Dahlan Iskan Bersama Jawa POS
Jawa Pos didirikan oleh The Chung Shen pada 1 Juli 1949 dengan nama
Djawa Post. Saat itu The Chung Shen hanyalah seorang pegawai bagian
iklan sebuah bioskop di Surabaya. Karena setiap hari dia harus memasang
iklan bioskop di surat kabar, lama-lama ia tertarik untuk membuat surat
kabar sendiri. Setelah sukses dengan Jawa Pos-nya, The Chung Shen
mendirikan pula koran berbahasa Mandarin dan Belanda. Bisnis The Chung
Shen di bidang surat kabar tidak selamanya mulus. Pada akhir tahun
1970-an, omzet Jawa Pos mengalami kemerosotan yang tajam. Tahun 1982,
oplahnya hanya tinggal 6.800 eksemplar saja.
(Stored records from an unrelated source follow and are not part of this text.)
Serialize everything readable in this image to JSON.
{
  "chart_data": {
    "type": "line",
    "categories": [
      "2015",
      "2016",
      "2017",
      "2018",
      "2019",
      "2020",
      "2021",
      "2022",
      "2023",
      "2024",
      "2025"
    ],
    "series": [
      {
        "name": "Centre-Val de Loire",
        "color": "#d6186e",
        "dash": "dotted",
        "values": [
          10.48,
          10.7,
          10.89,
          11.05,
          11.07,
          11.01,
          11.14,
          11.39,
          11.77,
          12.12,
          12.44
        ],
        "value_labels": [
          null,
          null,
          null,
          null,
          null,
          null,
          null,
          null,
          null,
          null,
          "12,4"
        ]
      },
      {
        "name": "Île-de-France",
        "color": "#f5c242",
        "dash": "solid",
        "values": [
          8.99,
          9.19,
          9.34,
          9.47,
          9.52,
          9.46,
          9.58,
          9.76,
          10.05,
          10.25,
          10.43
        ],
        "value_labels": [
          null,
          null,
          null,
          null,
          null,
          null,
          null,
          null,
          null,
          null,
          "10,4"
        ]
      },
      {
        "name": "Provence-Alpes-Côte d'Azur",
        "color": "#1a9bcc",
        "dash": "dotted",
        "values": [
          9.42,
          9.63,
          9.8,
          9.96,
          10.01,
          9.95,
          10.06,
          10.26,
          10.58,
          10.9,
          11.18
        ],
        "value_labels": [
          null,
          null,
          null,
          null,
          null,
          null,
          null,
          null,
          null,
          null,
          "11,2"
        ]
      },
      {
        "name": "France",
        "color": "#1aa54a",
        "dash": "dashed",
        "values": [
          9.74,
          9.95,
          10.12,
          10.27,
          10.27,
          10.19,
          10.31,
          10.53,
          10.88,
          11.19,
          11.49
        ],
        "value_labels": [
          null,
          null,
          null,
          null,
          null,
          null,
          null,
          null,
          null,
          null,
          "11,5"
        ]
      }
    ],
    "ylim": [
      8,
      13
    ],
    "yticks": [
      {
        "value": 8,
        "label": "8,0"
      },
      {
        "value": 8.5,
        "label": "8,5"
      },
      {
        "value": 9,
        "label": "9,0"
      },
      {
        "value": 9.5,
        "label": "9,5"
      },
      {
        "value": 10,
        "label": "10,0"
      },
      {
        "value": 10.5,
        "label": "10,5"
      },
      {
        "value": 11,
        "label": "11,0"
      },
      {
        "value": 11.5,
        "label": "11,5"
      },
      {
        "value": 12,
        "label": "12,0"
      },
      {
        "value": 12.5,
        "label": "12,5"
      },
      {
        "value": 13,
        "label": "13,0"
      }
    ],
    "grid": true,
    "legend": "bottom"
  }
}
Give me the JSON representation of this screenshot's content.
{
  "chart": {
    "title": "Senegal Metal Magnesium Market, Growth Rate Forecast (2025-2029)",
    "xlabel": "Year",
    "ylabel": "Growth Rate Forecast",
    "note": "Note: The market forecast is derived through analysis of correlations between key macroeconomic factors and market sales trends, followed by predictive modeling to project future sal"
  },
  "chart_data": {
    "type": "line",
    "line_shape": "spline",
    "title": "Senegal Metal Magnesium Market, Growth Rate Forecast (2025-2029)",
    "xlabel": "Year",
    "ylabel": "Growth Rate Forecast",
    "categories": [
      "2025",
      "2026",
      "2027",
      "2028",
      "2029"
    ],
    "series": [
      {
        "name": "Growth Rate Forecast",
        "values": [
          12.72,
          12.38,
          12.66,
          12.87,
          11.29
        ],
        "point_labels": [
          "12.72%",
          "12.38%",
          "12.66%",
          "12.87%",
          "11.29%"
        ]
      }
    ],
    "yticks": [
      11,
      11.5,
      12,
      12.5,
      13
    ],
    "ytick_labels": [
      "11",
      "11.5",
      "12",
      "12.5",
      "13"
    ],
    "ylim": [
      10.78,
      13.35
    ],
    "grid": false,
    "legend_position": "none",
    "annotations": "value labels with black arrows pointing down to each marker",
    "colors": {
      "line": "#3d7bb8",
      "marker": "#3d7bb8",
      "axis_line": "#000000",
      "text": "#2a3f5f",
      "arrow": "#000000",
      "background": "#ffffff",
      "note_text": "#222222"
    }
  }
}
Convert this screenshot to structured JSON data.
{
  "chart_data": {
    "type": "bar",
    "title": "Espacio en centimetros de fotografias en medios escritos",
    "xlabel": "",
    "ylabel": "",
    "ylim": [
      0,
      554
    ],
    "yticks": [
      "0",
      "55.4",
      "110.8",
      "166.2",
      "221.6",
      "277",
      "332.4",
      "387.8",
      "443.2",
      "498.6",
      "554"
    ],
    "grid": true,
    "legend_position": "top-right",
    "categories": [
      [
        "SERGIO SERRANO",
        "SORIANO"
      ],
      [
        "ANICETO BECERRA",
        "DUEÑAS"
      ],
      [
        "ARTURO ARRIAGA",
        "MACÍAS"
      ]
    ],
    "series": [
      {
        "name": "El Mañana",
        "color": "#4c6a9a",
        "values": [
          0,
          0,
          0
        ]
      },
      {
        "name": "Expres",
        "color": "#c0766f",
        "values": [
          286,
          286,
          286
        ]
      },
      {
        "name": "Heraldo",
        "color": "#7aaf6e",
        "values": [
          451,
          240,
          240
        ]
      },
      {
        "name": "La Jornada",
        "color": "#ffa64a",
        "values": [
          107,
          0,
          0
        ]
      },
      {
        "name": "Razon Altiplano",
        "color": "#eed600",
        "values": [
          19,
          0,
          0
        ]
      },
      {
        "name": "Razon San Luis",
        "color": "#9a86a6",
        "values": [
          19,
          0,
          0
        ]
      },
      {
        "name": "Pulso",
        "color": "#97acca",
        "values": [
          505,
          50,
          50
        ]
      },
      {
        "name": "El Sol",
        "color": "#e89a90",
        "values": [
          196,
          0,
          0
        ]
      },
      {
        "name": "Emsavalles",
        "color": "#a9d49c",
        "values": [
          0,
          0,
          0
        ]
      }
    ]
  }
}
Koran-korannya yang lain sudah lebih dulu pensiun. Ketika usianya
menginjak 80 tahun, The Chung Shen akhirnya memutuskan untuk menjual
Jawa Pos. Dia merasa tidak mampu lagi mengurus perusahaannya, sementara
tiga orang anaknya lebih memilih tinggal di London, Inggris.
Pada tahun 1982, Eric FH Samola, waktu itu adalah Direktur Utama PT
Grafiti Pers (penerbit majalah Tempo) mengambil alih Jawa Pos. Dengan
manajemen baru, Eric mengangkat Dahlan Iskan, yang sebelumnya adalah
Kepala Biro Tempo di Surabaya untuk memimpin Jawa Pos. Eric Samola
kemudian meninggal dunia pada tahun 2000.
Karir Dahlan Iskan dimulai sebagai calon reporter sebuah surat kabar
kecil di Samarinda (Kalimantan Timur) pada tahun 1975. Tahun 1976, ia
menjadi wartawan majalah Tempo. Sejak tahun 1982, Dahlan Iskan memimpin
surat kabar Jawa Pos hingga sekarang. Dahlan Iskan adalah sosok yang
menjadikan Jawa Pos yang waktu itu hampir mati dengan oplah 6.000
ekslempar, dalam waktu 5 tahun menjadi surat kabar dengan oplah 300.000
eksemplar.
Lima tahun kemudian terbentuk Jawa Pos News Network (JPNN), salah
satu jaringan surat kabar terbesar di Indonesia, dimana memiliki lebih
dari 80 surat kabar, tabloid, dan majalah, serta 40 jaringan percetakan
di Indonesia. Pada tahun 1997 ia berhasil mendirikan Graha Pena, salah
satu gedung pencakar langit di Surabaya, dan kemudian gedung serupa di
Jakarta. Pada tahun 2002, ia mendirikan stasiun televisi lokal JTV di
Surabaya, yang kemudian diikuti Batam TV di Batam dan Riau TV di
Pekanbaru.
Sejak akhir 2009, Dahlan diangkat menjadi direktur utama PLN
menggantikan Fahmi Mochtar yang dikritik karena selama kepemimpinannya
banyak terjadi mati lampu di daerah Jakarta. Selain sebagai pemimpin
Grup Jawa Pos, Dahlan juga merupakan presiden direktur dari dua
perusahaan pembangkit listrik swasta: PT Cahaya Fajar Kaltim di
Kalimantan Timur dan PT Prima Electric Power di Surabaya, sekarang
bertugas sebagai Meneg BUMN.
Dalam beberapa kesempatan, pak Dahlan Iskan sempat menuangkan gagasan
dan motivasinya dalam bentuk tulisan, yang tentunya sangat
menginspirasi kita. Agan-agan dapat membacanya di tautan ini Manufactiring hope.
Ketika di Jawa Pos, Pak Dis juga rajin menuliskan kolom CEO Jawa Pos,
Ketika berada di PLN, ada CEO Note, sedangkan di Kemen BUMN, pak Dis
menyebut dengan istilah Manufacturing Hope.